Les investissements en forêts ne donnant des revenus qu'à très long terme et les immobilisations de capitaux y étant très importantes, les travaux forestiers demandant le plus souvent des c édits publics à long terme et à faible intérêt. Par ailleurs, le transport des produits de la forêt à l'usine nécessite également des investissements importants, auxquels doivent participer des capitaux publics. Quant aux usines de transformation, elles nécessitent d'autant plus de capitaux que la mécanisation et la pleine utilisation des progrès techniques nécessitent des unités plus grandes. Enfin la constitution des stocks et le rythme des saisons, notamment dans les pays nordiques, nécessitent également d'importants capitaux circulants. La nécessité de ces capitaux: circulants est encore plus accrue quand il y a exportation et qu'il faut faire alors souvent appel au crédit.

Enfin, bien qu'une tendance apparaisse pour assurer le plein emploi à une main-d'œuvre qualifiée ayant des salaires voisins de l'industrie, une grande partie de la, main-d'oeuvre forestière est encore recrutée parmi les agriculteurs, dont la formation professionnelle en matière forestière est le plus souvent peu développée.

L'aménagement du territoire, aussi bien que l'utilisation rationnelle des terres, se traduit à l'échelon local, selon la dominance donnée à l'un des trois rôles, et sans d'ailleurs exclure les deux autres rôles:

1. Par l'aménagement des bassins versants qui, prenant comme unité de travail une région naturelle suffisamment homogène, constituée par le bassin d'une rivière ou d'un de ses tributaires, se propose d'obtenir la meilleure conservation et la meilleure utilisation des sols et des eaux (prédominance du rôle physique).

2. Par l'aménagement foncier qui, dans le cadre d'une circonscription administrative, se propose de constituer des unités de gestion agricole ou forestière rentable (prédominance du rôle de production).
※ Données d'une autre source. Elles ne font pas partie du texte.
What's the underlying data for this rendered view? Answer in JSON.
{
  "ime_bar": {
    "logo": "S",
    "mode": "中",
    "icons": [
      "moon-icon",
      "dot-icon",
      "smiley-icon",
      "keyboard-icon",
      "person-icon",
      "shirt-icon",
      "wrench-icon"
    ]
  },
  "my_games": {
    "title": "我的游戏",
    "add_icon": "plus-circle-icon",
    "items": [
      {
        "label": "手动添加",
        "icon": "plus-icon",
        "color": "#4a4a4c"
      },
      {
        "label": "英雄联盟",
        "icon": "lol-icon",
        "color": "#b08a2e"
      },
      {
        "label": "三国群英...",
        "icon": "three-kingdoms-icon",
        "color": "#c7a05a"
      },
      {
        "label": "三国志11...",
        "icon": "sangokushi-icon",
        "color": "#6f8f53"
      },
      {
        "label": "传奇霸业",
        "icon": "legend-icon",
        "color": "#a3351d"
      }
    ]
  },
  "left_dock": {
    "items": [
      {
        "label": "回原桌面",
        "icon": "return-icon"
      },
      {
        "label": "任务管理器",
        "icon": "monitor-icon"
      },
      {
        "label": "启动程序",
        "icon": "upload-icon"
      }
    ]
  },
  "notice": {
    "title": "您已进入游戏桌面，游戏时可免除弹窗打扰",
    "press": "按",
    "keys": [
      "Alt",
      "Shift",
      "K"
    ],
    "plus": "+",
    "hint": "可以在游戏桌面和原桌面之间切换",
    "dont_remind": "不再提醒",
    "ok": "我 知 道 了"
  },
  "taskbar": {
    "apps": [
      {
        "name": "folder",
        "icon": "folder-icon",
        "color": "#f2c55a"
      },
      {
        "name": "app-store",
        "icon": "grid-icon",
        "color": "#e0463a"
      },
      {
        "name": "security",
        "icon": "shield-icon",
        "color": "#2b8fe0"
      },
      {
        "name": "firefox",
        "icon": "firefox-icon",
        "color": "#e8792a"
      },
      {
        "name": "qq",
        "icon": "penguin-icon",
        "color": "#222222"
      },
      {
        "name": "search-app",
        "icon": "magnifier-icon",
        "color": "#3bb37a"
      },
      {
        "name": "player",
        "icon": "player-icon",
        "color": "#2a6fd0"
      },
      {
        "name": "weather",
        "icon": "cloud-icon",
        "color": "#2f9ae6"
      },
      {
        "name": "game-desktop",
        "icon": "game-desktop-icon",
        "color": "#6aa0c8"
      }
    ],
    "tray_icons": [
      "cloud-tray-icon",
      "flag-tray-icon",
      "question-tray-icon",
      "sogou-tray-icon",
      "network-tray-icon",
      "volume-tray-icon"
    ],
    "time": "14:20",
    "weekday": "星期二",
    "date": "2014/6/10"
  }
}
3 Par l'aménagement des collectivités locales qui a pour but surtout d'élever le niveau de vie et de consommation d'une communauté (prédominance du rôle social) tout en la faisant participer au développement économique de la nation.

Relations forêt-agriculture et forêt-industrie

Cette articulation générale entre l'aménagement du territoire et l'utilisation rationnelle des terres, ainsi que leur application à l'échelon national, régional et local étant rappelée, il convient d'examiner les relations entre les différents éléments qui participent au développement économique et social. En attendant que l'application des méthodes «entrée-sortie» illustre ces relations d'une façon plus précise, les paragraphes suivants montrent ce que peuvent être dans leurs grandes lignes, par exemple en Europe et au Proche-Orient, les relations entre la forêt, l'agriculture et l'élevage d'une part, et la forêt et l'industrie d'autre part.

Relations forêt-agriculture

Dans les régions de plaine, de caractère agricole, les relations forêt-agriculture ne rencontrent pas d'obstacles majeurs. Les cultures d'arbres comme le peuplier, associées avec des spéculations agricoles, les brise-vent, les bandes-abris et les bois de ferme, montrent d'une façon évidente le bénéfice que l'agriculteur tire du rôle protecteur de l'arbre et de la haute rentabilité des essences à croissance rapide, favorisés par des façons culturales, l'apport d'engrais et d'amendement, et même l'irrigation. Dans ces régions où le problème de la conservation des sols ne se pose pas, et où les transports sont faciles, l'arbre a sa place fixée par des considérations de simple rentabilité et la production doit être intégrée à des industries utilisatrices installées souvent à proximité des centres de consommation. Il faut toutefois insister sur le caractère particulier des bandes-abris principales, dont la permanence devra être assurée soit par la législation, soit en les rattachant au domaine de l'Etat.

Par contre, ces relations agriculture-forêt soulèvent des difficultés plus sérieuses dans les régions pauvres où une agriculture, souvent encore nomade, empiète sur la forêt, qu'il s'agisse de la montagne, des zones arides ou semi-arides. Les cas de la montagne et de la steppe seront seuls examinés ici.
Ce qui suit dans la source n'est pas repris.